Bukankah zaman sekarang ini orang amat mengandalkan gelar, pangkat dan jabatan untuk memaknai hidup. Ada orang yang beranggapan bahwa gelar doktor merupakan puncak akademik, sehingga setelah mendapatkan gelar, dia tidak menulis atau mengadakan penelitian ilmiah lagi. Padahal, sebenarnya gelar doktor harus dipandang sebagai awal kariernya, sehingga senantiasa akan mencipta dan mencipta.

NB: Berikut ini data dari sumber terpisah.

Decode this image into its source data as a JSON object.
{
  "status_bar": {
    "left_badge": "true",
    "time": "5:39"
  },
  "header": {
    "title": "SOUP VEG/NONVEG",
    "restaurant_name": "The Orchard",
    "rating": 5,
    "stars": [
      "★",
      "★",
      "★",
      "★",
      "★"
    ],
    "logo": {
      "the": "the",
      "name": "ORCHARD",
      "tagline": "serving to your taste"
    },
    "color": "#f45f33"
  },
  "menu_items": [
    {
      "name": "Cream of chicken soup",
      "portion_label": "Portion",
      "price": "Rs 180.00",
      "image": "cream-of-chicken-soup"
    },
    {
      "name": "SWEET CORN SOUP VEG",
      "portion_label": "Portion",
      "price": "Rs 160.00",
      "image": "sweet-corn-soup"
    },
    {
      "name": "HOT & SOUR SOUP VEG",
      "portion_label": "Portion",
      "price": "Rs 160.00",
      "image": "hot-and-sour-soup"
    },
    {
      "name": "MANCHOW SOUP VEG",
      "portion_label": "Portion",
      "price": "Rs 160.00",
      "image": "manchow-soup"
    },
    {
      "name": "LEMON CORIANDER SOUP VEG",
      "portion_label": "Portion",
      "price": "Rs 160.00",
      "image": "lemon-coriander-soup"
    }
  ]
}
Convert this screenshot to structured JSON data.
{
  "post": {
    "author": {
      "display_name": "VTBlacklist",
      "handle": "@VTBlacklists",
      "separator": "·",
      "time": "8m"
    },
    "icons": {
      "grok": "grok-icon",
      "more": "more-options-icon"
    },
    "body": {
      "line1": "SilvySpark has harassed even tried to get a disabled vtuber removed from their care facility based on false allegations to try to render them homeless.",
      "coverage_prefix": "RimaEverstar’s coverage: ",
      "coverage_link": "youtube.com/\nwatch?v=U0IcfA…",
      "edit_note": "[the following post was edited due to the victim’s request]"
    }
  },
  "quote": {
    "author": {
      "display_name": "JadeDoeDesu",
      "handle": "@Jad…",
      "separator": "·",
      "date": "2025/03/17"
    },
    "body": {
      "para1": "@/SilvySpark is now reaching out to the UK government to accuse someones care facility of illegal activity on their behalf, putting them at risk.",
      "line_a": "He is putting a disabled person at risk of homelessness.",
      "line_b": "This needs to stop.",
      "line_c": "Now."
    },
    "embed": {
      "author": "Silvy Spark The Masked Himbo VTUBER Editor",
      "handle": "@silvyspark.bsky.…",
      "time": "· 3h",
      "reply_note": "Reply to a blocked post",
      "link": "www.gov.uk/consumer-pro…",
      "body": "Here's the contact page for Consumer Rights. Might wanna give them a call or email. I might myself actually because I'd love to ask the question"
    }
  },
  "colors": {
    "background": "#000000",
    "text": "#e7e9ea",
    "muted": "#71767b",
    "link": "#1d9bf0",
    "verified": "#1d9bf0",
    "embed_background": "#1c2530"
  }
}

Goenawan Mohamad dalam catatan pinggir-nya mengutip ajaran Kong Hu Cu atau Confucius (551-479 SM). Pada umur 15 tahun, aku mengamalkan diri untuk belajar kebijaksanaan. Pada umur 30 tahun aku tumbuh lebih kuat dalam kebijaksanaan. Pada umur 40 tahun, aku tidak lagi punya rasa ragu.
Pada umur 60 tahun tak ada suatu pun di atas bumi yang bisa mengguncangkanku. Pada umur 70 aku dapat mengikuti imlak hatiku tanpa mengingkari hukum moral.” Usia tua memberikan kesempatan untuk kearifan, begitu Kong Hu Cu mengajarkan.